Why?
You may think that pandas, Polars, and all dataframe libraries are quite similar. But are they really?
For example, do the following produce the same output?
import pandas as pd
import polars as pl
print(3 in pd.Series([1, 2, 3]))
print(3 in pl.Series([1, 2, 3]))
Try it out and see ;) Spoiler alert: they don't. pandas checks if 3
is in the index,
Polars checks if it's in the values.
For another example, try running the code below - note how the outputs have different column names after the join!
pd_df_left = pd.DataFrame({"a": [1, 2, 3], "b": [4, 5, 6]})
pd_df_right = pd.DataFrame({"a": [1, 2, 3], "c": [4, 5, 6]})
pd_left_merge = pd_df_left.merge(pd_df_right, left_on="b", right_on="c", how="left")
pl_df_left = pl.DataFrame({"a": [1, 2, 3], "b": [4, 5, 6]})
pl_df_right = pl.DataFrame({"a": [1, 2, 3], "c": [4, 5, 6]})
pl_left_merge = pl_df_left.join(pl_df_right, left_on="b", right_on="c", how="left")
print(pd_left_merge.columns)
print(pl_left_merge.columns)
There are several such subtle difference between the libraries.
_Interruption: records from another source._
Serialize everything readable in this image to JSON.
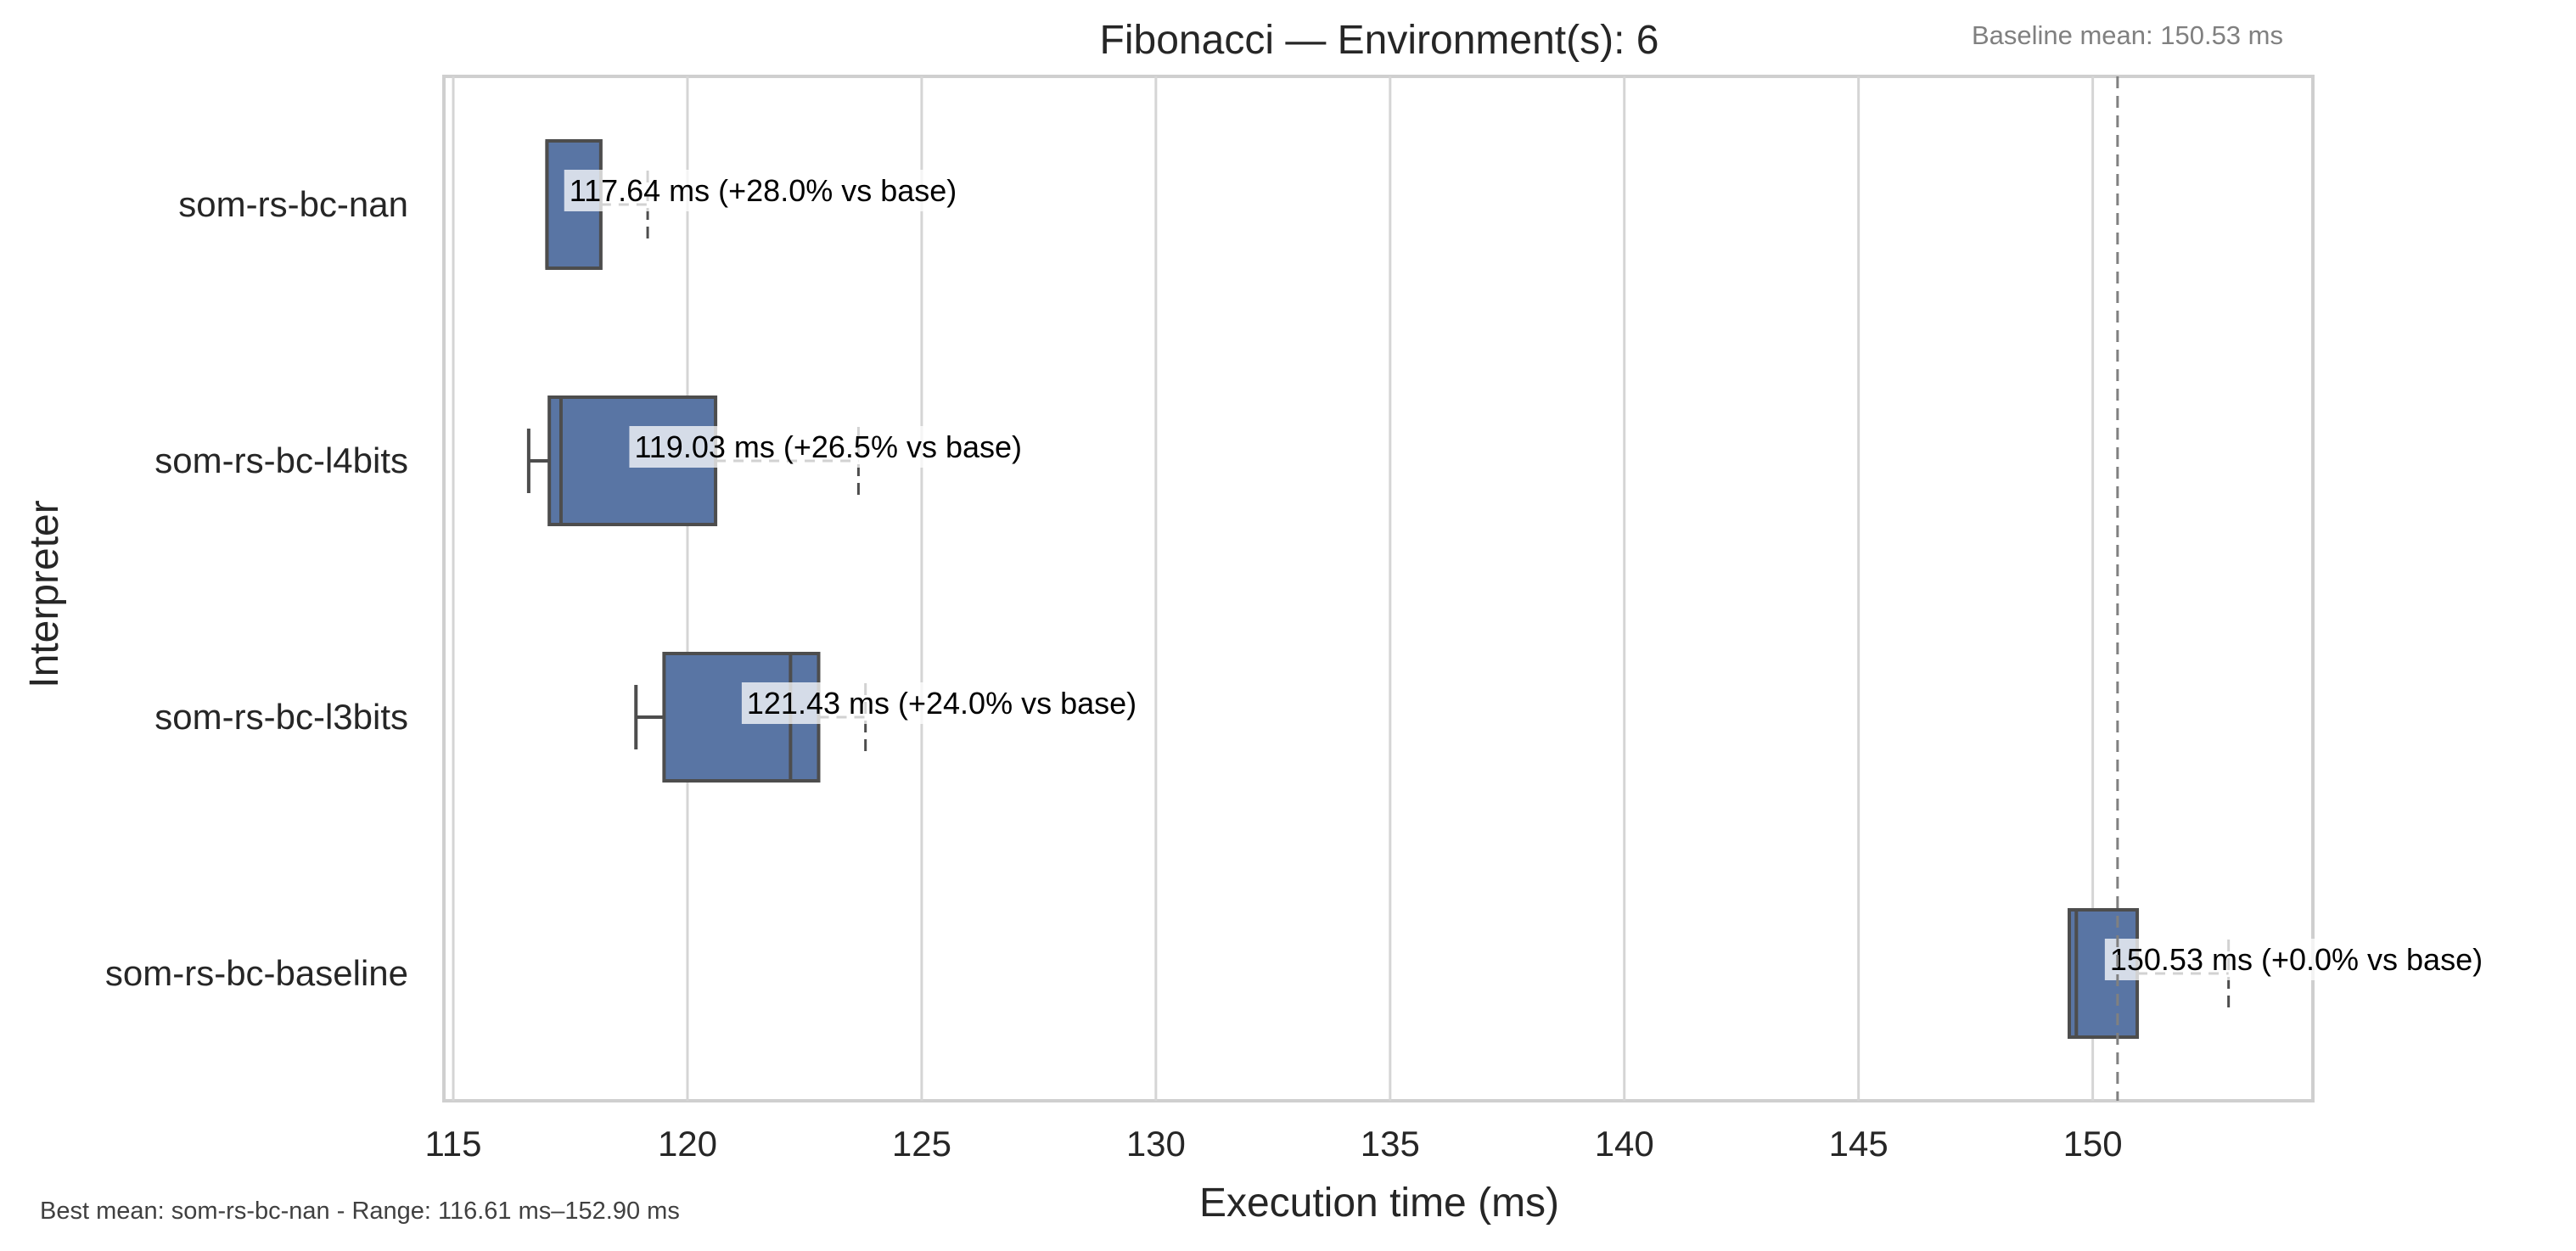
{
  "chart_data": {
    "type": "box",
    "title": "Fibonacci — Environment(s): 6",
    "baseline_note": "Baseline mean: 150.53 ms",
    "footer": "Best mean: som-rs-bc-nan - Range: 116.61 ms–152.90 ms",
    "xlabel": "Execution time (ms)",
    "ylabel": "Interpreter",
    "xlim": [
      114.8,
      154.7
    ],
    "xticks": [
      115,
      120,
      125,
      130,
      135,
      140,
      145,
      150
    ],
    "xtick_labels": [
      "115",
      "120",
      "125",
      "130",
      "135",
      "140",
      "145",
      "150"
    ],
    "grid": true,
    "baseline_mean": 150.53,
    "series": [
      {
        "name": "som-rs-bc-nan",
        "min": 117.0,
        "q1": 117.0,
        "median": 117.0,
        "q3": 118.15,
        "max": 118.15,
        "mean": 117.64,
        "mean_cap": 119.15,
        "annotation": "117.64 ms  (+28.0% vs base)"
      },
      {
        "name": "som-rs-bc-l4bits",
        "min": 116.61,
        "q1": 117.05,
        "median": 117.3,
        "q3": 120.6,
        "max": 120.6,
        "mean": 119.03,
        "mean_cap": 123.65,
        "annotation": "119.03 ms  (+26.5% vs base)"
      },
      {
        "name": "som-rs-bc-l3bits",
        "min": 118.9,
        "q1": 119.5,
        "median": 122.2,
        "q3": 122.8,
        "max": 122.8,
        "mean": 121.43,
        "mean_cap": 123.8,
        "annotation": "121.43 ms  (+24.0% vs base)"
      },
      {
        "name": "som-rs-bc-baseline",
        "min": 149.5,
        "q1": 149.5,
        "median": 149.65,
        "q3": 150.95,
        "max": 150.95,
        "mean": 150.53,
        "mean_cap": 152.9,
        "annotation": "150.53 ms  (+0.0% vs base)"
      }
    ],
    "colors": {
      "box": "#5975a4",
      "edge": "#4d4d4d",
      "grid": "#d5d5d5",
      "baseline_line": "#808080"
    }
  }
}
Writing dataframe-agnostic code is hard! But by having a unified, simple, and predictable API, you can focus on behaviour rather than on subtle implementation differences.
Furthermore, both pandas and Polars frequently deprecate behaviour. Narwhals handles this for you by testing against nightly builds of both libraries and handling backwards compatibility internally (so you don't have to!).